Climate change is expected to have a “dramatic impact” on our environment over the next few decades – and quite possibly beyond, according to an update from DTCC.

Since the 1980s, each decade has “been warmer than the previous one and this trend is expected to continue.” Climate change is no longer “being considered primarily an environmental issue, but a multi-faceted source of economic and financial risks that could threaten the stability of the financial ecosystem.”

A new white paper, Climate-Related Financial Risk: A Financial Market Infrastructure’s Perspective, presents thoughts “on how climate-related financial risk applies to DTCC and, by extension, other Financial Market Infrastructures (FMIs) – and how the industry currently has the necessary resources to address these risks in a proactive manner.”

Natural phenomena have “an impact on the Earth’s climate; however, human activities have been the main driver of a global rise in average temperatures since the 1800s.”

  • Fossil Fuels Fact: Greenhouse gas emissions from human activities are the most significant driver of observed climate change since the mid-20th century.

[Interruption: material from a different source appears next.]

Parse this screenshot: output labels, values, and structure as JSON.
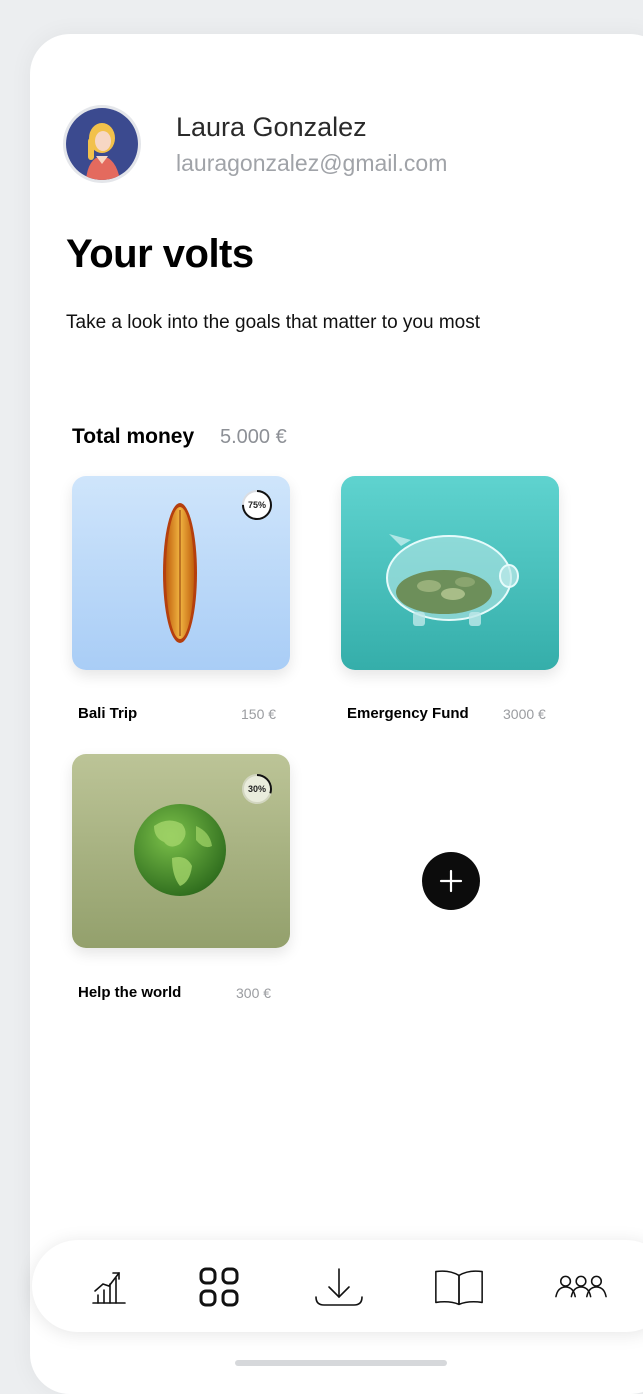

Fossil fuels – coal, oil and gas – are by far the largest contributor to global climate change, accounting for more than 75% of GHG emissions and nearly 90% of all carbon dioxide (CO2) emissions.
  • Climate Concerns: With increases in global average temperatures, climate models indicate a rise in climate hazards including more severe storms, increased drought, rising sea levels and declining biodiversity, among others.

Climate-Related Physical Risks

Damages caused by climate-related events “have grown to about $133 billion per year in the U.S. alone.”

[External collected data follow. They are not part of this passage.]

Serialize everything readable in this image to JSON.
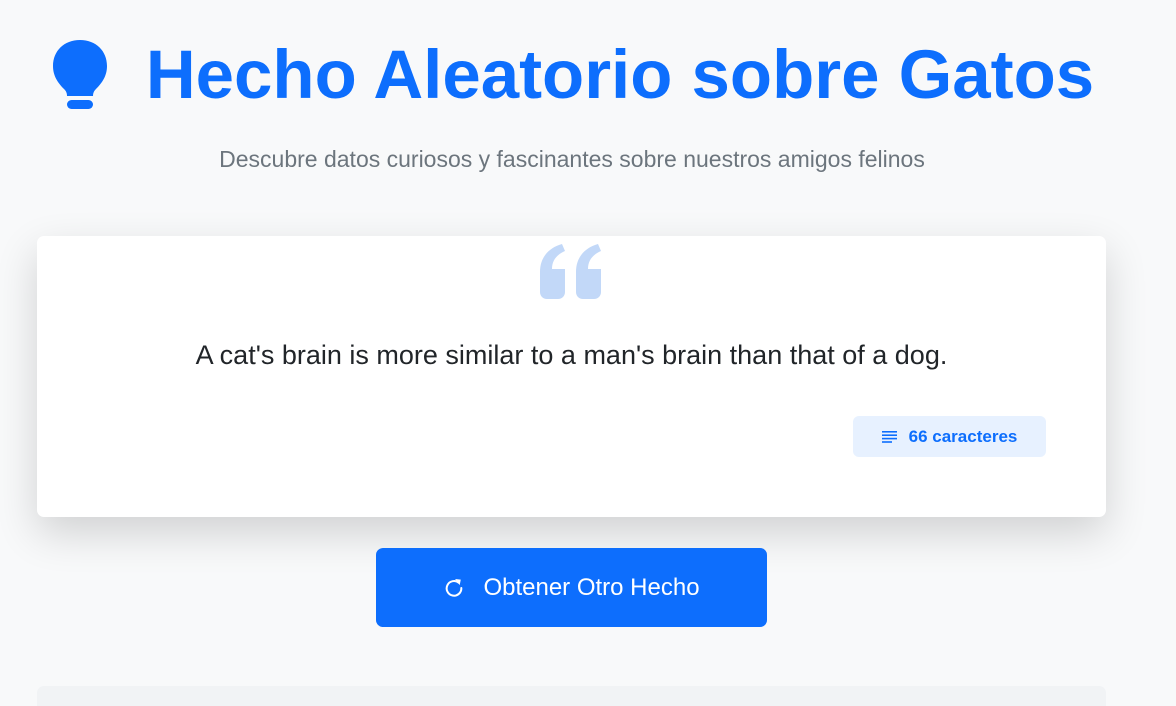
{
  "header": {
    "icon": "lightbulb-icon",
    "title": "Hecho Aleatorio sobre Gatos",
    "subtitle": "Descubre datos curiosos y fascinantes sobre nuestros amigos felinos"
  },
  "fact_card": {
    "quote_icon": "quote-icon",
    "fact_text": "A cat's brain is more similar to a man's brain than that of a dog.",
    "badge": {
      "icon": "text-lines-icon",
      "label": "66 caracteres"
    }
  },
  "actions": {
    "new_fact_button": {
      "icon": "refresh-icon",
      "label": "Obtener Otro Hecho"
    }
  },
  "colors": {
    "primary": "#0d6efd",
    "badge_background": "#e7f1ff",
    "quote_mark": "#c2d8f8",
    "page_background": "#f8f9fa",
    "muted_text": "#6c757d"
  }
}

Not taking any action to reduce the effects of climate change will likely “lead to increased acute and chronic physical risks to the global economy.”

  • Acute physical risks: The risks from economic costs or financial losses caused by the increasing severity and frequency of extreme weather events such as floods, tropical cyclones, heatwaves, landslides, hailstorms and wildfires.
  • Chronic physical risks: The risks from economic costs or financial losses caused by longer-term gradual climate shifts including rising sea levels, soil degradation, desertification, deforestation and other environmental changes to the ecosystem.

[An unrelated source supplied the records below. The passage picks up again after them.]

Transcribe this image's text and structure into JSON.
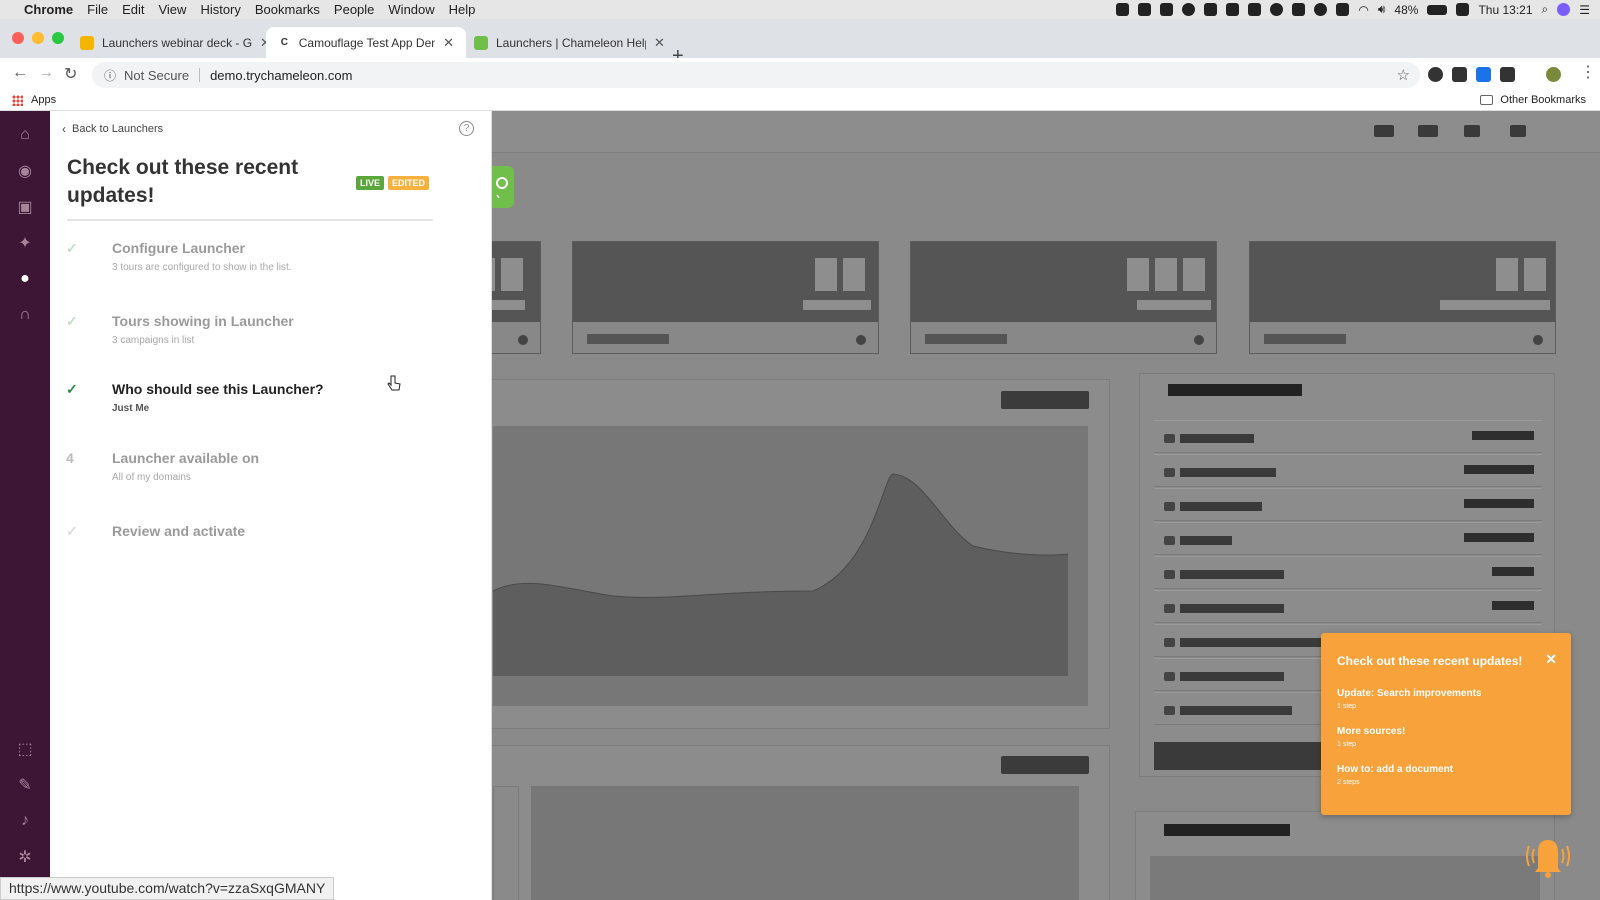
{
  "menubar": {
    "app": "Chrome",
    "items": [
      "File",
      "Edit",
      "View",
      "History",
      "Bookmarks",
      "People",
      "Window",
      "Help"
    ],
    "battery": "48%",
    "clock": "Thu 13:21"
  },
  "tabs": [
    {
      "label": "Launchers webinar deck - Goo",
      "favicon_color": "#f4b400",
      "favicon_text": ""
    },
    {
      "label": "Camouflage Test App Demo",
      "favicon_color": "#ffffff",
      "favicon_text": "C"
    },
    {
      "label": "Launchers | Chameleon Help C",
      "favicon_color": "#6fbf4a",
      "favicon_text": ""
    }
  ],
  "toolbar": {
    "security_label": "Not Secure",
    "url": "demo.trychameleon.com"
  },
  "bookmarks": {
    "apps_label": "Apps",
    "other_label": "Other Bookmarks"
  },
  "launcher_panel": {
    "back_label": "Back to Launchers",
    "help_icon": "?",
    "title": "Check out these recent updates!",
    "badge_live": "LIVE",
    "badge_edited": "EDITED",
    "steps": [
      {
        "mark": "✓",
        "title": "Configure Launcher",
        "subtitle": "3 tours are configured to show in the list."
      },
      {
        "mark": "✓",
        "title": "Tours showing in Launcher",
        "subtitle": "3 campaigns in list"
      },
      {
        "mark": "✓",
        "title": "Who should see this Launcher?",
        "subtitle": "Just Me"
      },
      {
        "mark": "4",
        "title": "Launcher available on",
        "subtitle": "All of my domains"
      },
      {
        "mark": "✓",
        "title": "Review and activate",
        "subtitle": ""
      }
    ]
  },
  "status_url": "https://www.youtube.com/watch?v=zzaSxqGMANY",
  "launcher_popup": {
    "title": "Check out these recent updates!",
    "close_icon": "✕",
    "items": [
      {
        "title": "Update: Search improvements",
        "meta": "1 step"
      },
      {
        "title": "More sources!",
        "meta": "1 step"
      },
      {
        "title": "How to: add a document",
        "meta": "2 steps"
      }
    ]
  },
  "colors": {
    "sidebar_bg": "#3c1634",
    "live_badge": "#5aa83c",
    "edited_badge": "#f7b13f",
    "popup_bg": "#f7a23a",
    "check_done": "#2e8b3f"
  }
}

Climate-Related Transition Risks

There is already evidence “that the market values of firms in some heavily polluting industries are being impacted by policy measures and market trends related to a transition to a low-carbon economy.”

  • Transition risks: The risks from economic costs or financial losses caused by the process of adjusting towards a low-carbon economy may be unpredictable, disorderly, or otherwise disruptive.
  • Key Drivers: Transition risk is driven by several developments which have the potential to accelerate, slow or disrupt the transition path towards an economy that reduces the global greenhouse effect including changes in public sector policies and regulation, technology and market preference.

Indirect Impact for FMIs

While financial institutions and non-financial firms are directly exposed to climate-related financial risk, FMIs are “only exposed indirectly.”

This indirect exposure of FMIs to climate-related financial risk is “well within the current boundaries of existing FMI risk management models because of two key reasons.”

  • Business Continuity Programs: While extreme weather events may trigger sudden shocks, FMIs have established robust business continuity programs that have proven that they can effectively mitigate this type of risk (i.e., acute physical risk).
  • Long-Term Materialization: Even in worst-case projections, other types of risk (i.e., chronic physical risk and transition risk) are expected to materialize over a multi-year or multi-decade time horizon, which is significantly longer than the risk horizon that is utilized by FMIs.

The Name’s Bond, Green Bond

The market for green bonds, “which are fixed-income securities that raise capital to fund specific climate-related projects or other activities that promote environmental sustainability, have grown over the past several years.”

  • Safeguarding Stability: Green bonds can play a significant role in contributing to the funding required to address the global challenges of climate change. However, for FMIs to continue safeguarding financial stability, it’s vital that they not be given preferential treatment if used for collateral purposes or in terms of how they are otherwise risk managed.
  • Bubbling Over: The creation of a potential “green bubble” is a potential unintended consequence of the success of green bonds that should be monitored as it might pose certain risks. The lack of standards around green bonds may be another problematic area.

The climatic changes we have witnessed so far “will likely be eclipsed by far more dramatic environmental shifts in the years and decades to come.”

As such, it is encouraging “to see growing levels of public awareness and debate around climate-related issues.”